This is a momentous change in Labour policy, however disguised. Labour MPs are admitting privately that they do not expect that the Scots, or anyone else, would go out of their way to vote explicitly for a tax-raising power.

Is that not the whole point? On this basis, any potentially difficult policy can be dropped simply by promising a post-electoral referendum before it is introduced. What about one for the whole UK on income tax?

Yet Mr Blair has defended the need for a tax-raising Scottish Parliament, for instance in his John Smith memorial lecture in February. Then he approvingly quoted an old Conservative briefing which said it would ''impart a financial discipline as well as enabling the Assembly to innovate, establish new priorities and develop neglected fields.'' Quite right: the power to tax is what marks a proper parliament from a mere elected committee.

Blair's move does not stop there. The Scottish Constitutional Convention's first declaration, signed by the Scottish Labour MPs, asserted ''the sovereign right of the Scottish people to determine the form of government best suited to their needs".

Yesterday Blair retreated from this bold clarity to a conventional and conservative definition of sovereignty. He said his legislation on Scotland and Wales would include ''a clear statement ... of the sovereignty of Parliament". Westminster would merely establish ''a subsidiary assembly or parliament''.

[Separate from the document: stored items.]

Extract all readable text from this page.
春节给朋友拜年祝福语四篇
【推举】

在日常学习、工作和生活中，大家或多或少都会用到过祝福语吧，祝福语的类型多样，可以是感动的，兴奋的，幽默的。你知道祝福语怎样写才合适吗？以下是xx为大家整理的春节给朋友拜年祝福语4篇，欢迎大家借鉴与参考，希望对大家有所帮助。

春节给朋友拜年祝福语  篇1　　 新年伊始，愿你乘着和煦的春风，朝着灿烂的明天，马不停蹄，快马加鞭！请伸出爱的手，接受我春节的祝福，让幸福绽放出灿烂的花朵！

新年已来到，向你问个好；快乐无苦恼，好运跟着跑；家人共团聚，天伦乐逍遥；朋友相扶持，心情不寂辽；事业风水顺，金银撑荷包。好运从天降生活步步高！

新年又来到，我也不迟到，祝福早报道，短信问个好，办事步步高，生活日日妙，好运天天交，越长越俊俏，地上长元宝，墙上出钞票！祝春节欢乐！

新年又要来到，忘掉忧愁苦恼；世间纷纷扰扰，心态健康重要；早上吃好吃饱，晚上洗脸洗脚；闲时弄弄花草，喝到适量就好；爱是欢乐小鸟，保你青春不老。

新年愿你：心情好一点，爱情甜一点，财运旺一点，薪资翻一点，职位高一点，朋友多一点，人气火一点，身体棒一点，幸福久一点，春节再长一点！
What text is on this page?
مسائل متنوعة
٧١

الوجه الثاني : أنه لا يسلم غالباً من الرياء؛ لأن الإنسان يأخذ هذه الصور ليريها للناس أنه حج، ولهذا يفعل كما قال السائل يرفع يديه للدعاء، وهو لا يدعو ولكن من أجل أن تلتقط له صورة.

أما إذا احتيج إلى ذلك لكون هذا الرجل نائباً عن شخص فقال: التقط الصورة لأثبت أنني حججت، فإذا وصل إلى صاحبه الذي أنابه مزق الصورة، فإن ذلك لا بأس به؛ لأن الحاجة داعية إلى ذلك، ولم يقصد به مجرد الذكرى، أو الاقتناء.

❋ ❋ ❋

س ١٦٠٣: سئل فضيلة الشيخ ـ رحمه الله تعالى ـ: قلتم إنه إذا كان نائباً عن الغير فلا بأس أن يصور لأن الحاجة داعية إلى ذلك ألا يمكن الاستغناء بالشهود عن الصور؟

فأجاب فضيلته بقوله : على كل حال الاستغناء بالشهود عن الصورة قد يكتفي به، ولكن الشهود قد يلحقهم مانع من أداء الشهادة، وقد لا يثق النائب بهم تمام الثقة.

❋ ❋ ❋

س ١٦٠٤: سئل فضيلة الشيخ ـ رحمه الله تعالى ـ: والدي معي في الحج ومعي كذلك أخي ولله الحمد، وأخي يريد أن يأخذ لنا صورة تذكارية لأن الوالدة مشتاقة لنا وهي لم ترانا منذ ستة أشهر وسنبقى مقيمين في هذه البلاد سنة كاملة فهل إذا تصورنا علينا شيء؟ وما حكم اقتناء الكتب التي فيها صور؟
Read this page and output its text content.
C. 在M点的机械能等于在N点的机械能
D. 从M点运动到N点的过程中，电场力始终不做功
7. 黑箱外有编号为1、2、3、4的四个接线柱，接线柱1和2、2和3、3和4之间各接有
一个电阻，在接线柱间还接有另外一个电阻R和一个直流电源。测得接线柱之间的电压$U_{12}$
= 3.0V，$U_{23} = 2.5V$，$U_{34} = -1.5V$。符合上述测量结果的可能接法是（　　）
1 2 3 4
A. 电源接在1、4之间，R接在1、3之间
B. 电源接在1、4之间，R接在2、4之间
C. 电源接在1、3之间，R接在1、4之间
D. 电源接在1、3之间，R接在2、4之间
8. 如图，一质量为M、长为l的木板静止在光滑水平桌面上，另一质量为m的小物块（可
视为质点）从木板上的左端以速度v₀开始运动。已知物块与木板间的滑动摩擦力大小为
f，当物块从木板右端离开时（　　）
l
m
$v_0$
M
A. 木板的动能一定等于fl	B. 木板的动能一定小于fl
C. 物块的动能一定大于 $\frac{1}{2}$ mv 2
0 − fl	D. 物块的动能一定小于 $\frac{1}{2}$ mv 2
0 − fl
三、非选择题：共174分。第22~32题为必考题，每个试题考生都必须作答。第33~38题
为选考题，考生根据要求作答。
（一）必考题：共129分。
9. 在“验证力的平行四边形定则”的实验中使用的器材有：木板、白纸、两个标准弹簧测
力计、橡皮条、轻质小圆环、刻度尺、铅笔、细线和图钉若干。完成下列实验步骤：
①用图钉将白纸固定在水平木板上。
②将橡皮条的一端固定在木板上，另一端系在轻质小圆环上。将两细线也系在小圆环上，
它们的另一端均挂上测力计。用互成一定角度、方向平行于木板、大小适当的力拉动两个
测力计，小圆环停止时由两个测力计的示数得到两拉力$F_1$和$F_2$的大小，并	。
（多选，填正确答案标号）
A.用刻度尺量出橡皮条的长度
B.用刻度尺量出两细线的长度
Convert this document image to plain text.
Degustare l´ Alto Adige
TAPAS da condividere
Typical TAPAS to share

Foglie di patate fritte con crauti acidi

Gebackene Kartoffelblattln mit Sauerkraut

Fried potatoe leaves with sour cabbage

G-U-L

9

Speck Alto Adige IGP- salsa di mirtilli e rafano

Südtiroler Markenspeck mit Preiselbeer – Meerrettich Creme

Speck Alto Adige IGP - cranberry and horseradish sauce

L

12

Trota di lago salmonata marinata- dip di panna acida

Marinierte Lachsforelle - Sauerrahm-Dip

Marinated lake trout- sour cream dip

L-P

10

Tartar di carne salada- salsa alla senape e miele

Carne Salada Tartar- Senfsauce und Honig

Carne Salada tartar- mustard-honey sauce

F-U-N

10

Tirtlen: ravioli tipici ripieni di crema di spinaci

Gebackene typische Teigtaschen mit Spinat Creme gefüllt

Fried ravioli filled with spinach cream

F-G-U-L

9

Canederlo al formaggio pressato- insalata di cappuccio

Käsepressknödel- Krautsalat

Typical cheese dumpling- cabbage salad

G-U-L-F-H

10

By those words, and by revisiting taxation through a referendum they must expect to lose, Mr Blair and his advisers have in effect subverted the Convention and the leftish Scottish political establishment it embodied. No wonder they are furious.

Blair's judgement is that the Scottish anger matters much less than blunting the attack of English Conservatives. And in the short term, it is probably the right tactical judgement; the retreat on Scottish Home Rule makes Blair seem more conservative on the one big area where he had before looked radical. Never dangerous, he now looks even safer.

But that carries its own, longer-term dangers. It makes it likelier that the Scottish assembly will be seen as a damp squib - a watery Blairite failure rather than a crisp success. That failure would split the Scottish Labour Party, help the SNP and further destabilise the Union. It feels, in short, like a clever London fix that is just a little too clever to work.